Effectual Fervent Prayer
Another theme in the book of James is the need for fervent prayer. Best-known among Latter-day Saints is the verse that inspired Joseph Smith to go into the grove and pray: “If any of you lack wisdom, let him ask of God, that giveth to all men liberally, and upbraideth not; and it shall be given him. But let him ask in faith, nothing wavering. For he that wavereth is like a wave of the sea driven with the wind and tossed” (James 1:5-6). When we read this passage we don’t typically continue to verse six, but I have to wonder if Joseph was also inspired by that verse when he was overcome with the powers of darkness as he prayed that spring morning in 1820. He wrote, “Immediately I was seized upon by some power which entirely overcame me, and had such an astonishing influence over me as to bind my tongue so that I could not speak. Thick darkness gathered around me, and it seemed to me for a time as if I were doomed to sudden destruction.” But he did not give up; instead, he kept asking “in faith, nothing wavering” even amidst this darkness that had come upon him. Perhaps these words of James were in his mind as he held on: “But, exerting all my powers to call upon God to deliver me out of the power of this enemy which had seized upon me, and at the very moment when I was ready to sink into despair and abandon myself to destruction—not to an imaginary ruin, but to the power of some actual being from the unseen world, who had such marvelous power as I had never before felt in any being—just at this moment of great alarm, I saw a pillar of light exactly over my head, above the brightness of the sun, which descended gradually until it fell upon me” (JSH 1:15-16). He had found the words of James to be true and learned not just to ask but to ask in faith, nothing wavering.
President
Nelson recently highlighted another passage in James about prayer as he thanked
members of the Church for their prayers for him. He posted
online, “Thank you for your prayers for me during the last two months. My
recovery from my fall in September when I injured the muscles in my back has
been rigorous. I have needed your prayers. The apostle James taught that the
effectual fervent prayers of righteous men and women ‘availeth much.’ Your prayers
opened the heavens, and the Lord is blessing me. Your prayers have lifted my
spirits and bolstered my courage and my great desire to soldier on. In short,
the Lord has responded to your prayers and expressions of love, and He is
helping me to heal.” We are grateful indeed for his continued recovery and hope
that he many years left with us, even as we remember the life of President M.

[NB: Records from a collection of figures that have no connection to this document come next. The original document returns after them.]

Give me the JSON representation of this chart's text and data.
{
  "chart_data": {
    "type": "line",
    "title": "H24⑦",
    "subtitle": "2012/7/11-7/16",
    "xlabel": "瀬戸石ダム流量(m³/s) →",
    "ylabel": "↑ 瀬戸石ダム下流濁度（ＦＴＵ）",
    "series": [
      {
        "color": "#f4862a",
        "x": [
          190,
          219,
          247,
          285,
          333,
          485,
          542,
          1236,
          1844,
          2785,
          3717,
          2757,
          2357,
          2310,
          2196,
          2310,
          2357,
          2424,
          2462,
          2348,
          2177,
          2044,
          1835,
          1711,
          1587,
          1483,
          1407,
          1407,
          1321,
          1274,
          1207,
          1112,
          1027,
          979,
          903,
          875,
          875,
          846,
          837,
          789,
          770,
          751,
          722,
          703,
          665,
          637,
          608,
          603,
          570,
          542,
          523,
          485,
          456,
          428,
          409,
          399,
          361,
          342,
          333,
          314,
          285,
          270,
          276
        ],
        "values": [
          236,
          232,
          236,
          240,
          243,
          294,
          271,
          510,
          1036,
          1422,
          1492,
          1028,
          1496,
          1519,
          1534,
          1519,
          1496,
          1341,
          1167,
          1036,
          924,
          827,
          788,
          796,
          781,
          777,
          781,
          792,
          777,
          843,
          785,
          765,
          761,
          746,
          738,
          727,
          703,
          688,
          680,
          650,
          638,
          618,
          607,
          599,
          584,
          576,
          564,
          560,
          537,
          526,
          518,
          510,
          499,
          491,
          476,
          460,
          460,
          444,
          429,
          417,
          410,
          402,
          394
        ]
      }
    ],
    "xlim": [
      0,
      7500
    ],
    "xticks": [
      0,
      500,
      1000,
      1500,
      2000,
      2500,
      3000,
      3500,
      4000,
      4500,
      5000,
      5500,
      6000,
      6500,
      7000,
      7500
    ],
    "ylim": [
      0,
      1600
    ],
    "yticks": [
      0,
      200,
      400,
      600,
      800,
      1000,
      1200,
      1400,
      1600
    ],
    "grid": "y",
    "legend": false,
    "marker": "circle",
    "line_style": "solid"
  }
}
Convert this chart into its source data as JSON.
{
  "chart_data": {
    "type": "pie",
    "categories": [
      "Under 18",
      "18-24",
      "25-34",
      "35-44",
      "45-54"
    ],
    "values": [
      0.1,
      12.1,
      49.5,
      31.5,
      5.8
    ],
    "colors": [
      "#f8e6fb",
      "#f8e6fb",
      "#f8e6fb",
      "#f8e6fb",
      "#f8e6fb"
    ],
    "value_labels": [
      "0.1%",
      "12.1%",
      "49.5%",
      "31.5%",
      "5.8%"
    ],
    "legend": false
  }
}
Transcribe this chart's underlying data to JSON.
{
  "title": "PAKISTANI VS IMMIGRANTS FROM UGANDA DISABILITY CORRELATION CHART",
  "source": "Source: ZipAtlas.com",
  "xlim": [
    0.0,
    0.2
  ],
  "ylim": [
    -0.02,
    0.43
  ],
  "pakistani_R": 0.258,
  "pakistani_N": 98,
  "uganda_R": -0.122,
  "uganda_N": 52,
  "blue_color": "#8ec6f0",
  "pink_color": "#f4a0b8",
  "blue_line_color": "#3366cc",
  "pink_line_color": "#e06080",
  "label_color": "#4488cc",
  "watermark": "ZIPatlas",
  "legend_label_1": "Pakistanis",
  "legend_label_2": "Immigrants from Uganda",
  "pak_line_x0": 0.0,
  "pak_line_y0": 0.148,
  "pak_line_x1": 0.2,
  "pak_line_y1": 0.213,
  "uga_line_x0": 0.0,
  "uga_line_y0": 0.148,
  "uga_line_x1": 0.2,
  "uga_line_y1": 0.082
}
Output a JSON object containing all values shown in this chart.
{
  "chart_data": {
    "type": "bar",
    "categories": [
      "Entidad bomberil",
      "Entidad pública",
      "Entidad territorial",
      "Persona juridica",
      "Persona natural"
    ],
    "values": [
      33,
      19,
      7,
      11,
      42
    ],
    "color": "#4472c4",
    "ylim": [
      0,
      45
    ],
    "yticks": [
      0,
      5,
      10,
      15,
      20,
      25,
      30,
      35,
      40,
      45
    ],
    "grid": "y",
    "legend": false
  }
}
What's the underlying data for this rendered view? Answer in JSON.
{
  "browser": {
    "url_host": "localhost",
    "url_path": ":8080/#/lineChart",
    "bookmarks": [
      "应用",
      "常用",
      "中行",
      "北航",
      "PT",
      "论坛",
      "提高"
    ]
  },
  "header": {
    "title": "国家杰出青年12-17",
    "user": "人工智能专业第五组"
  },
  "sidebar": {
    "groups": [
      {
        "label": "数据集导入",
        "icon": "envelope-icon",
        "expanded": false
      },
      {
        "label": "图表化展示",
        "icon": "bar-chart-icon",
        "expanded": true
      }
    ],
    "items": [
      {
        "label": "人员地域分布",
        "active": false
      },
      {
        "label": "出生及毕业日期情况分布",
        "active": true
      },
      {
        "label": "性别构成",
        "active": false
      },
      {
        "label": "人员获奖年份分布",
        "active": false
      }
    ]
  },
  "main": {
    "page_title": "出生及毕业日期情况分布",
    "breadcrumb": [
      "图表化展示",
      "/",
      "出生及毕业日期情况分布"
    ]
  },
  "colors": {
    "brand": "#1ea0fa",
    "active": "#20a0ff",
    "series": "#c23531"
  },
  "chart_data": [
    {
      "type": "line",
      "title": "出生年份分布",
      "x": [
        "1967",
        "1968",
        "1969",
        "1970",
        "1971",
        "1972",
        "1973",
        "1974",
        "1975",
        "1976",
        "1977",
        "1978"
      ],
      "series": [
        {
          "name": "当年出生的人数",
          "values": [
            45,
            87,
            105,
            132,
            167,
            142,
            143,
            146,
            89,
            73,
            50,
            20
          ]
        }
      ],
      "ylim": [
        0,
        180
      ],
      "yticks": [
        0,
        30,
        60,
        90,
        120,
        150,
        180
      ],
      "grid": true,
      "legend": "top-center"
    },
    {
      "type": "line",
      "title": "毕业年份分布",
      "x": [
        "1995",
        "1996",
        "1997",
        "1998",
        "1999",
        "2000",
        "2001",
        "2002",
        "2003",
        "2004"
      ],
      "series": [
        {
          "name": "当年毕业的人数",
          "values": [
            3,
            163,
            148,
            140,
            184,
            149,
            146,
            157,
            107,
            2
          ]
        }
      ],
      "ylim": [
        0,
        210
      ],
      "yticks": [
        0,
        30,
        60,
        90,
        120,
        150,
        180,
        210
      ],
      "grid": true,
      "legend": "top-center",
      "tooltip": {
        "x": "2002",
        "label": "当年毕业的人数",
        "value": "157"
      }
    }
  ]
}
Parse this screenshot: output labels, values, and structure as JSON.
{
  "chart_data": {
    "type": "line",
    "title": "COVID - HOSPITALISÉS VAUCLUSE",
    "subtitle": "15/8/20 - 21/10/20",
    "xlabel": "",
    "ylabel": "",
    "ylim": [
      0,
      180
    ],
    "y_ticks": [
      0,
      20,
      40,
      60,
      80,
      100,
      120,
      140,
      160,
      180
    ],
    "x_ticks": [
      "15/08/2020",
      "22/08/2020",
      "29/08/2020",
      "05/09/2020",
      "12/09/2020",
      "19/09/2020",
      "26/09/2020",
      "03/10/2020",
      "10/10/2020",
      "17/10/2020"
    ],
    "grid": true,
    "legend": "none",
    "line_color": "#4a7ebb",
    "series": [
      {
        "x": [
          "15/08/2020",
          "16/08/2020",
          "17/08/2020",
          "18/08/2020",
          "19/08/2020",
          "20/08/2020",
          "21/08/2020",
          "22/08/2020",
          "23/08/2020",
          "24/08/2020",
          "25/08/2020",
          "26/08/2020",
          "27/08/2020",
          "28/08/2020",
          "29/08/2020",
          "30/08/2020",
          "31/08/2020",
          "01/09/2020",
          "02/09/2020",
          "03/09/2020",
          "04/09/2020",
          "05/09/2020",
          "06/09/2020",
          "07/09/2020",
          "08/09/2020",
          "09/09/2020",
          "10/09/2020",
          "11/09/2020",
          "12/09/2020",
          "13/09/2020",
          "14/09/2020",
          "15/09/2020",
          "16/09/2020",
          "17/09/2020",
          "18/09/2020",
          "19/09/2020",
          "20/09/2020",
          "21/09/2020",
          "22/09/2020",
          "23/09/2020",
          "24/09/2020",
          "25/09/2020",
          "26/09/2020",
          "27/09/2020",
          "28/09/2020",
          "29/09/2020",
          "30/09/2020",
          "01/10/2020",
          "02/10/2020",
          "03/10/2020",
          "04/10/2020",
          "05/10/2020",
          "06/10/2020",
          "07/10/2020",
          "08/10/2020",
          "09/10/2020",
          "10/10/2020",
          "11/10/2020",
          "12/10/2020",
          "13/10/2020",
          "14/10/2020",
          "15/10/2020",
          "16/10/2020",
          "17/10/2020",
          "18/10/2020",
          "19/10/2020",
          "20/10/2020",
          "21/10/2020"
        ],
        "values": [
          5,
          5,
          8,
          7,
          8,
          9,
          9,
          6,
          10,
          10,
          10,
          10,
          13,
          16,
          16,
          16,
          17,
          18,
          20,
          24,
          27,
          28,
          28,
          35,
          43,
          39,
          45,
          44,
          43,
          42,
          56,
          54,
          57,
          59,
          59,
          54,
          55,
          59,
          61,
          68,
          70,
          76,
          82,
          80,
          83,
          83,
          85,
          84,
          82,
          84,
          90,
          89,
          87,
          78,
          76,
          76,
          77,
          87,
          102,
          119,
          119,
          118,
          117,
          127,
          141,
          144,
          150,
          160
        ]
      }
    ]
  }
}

Russell Ballard today. President Nelson was quoting this succinct passage from
James: “The effectual fervent prayer of a righteous man availeth much” (James 5:16).
Again, we see in this passage the need for great sincerity and perseverance in
our prayers; James did not say that the “casual quick prayer of a righteous man
availeth much”—rather, he emphasized the need for fervor similar to the need to
not waver. We should put great feeling and time and devotion into our prayers
as we seek for the Lord’s help and healing. James also highlighted this with
what he then recounted about Elijah: “Elias was a man subject to like passions
as we are, and he prayed earnestly that it might not rain: and it rained not on
the earth by the space of three years and six months. And he prayed again, and
the heaven gave rain, and the earth brought forth her fruit” (James 5:17-18). Elijah
didn’t just pray, but he prayed earnestly, even as a prophet of the Lord.
Through those prayers he stopped the rain and started it again. James also wrote,
“Is any among you afflicted? let him pray. Is any merry? let him sing psalms. Is
any sick among you? let him call for the elders of the church; and let them
pray over him, anointing him with oil in the name of the Lord: And the prayer
of faith shall save the sick, and the Lord shall raise him up; and if he have
committed sins, they shall be forgiven him” (James 5:13-15). We need the “prayer
of faith” to save us; our earnest prayers must be accompanied by great faith as
we put our petitions before the Lord.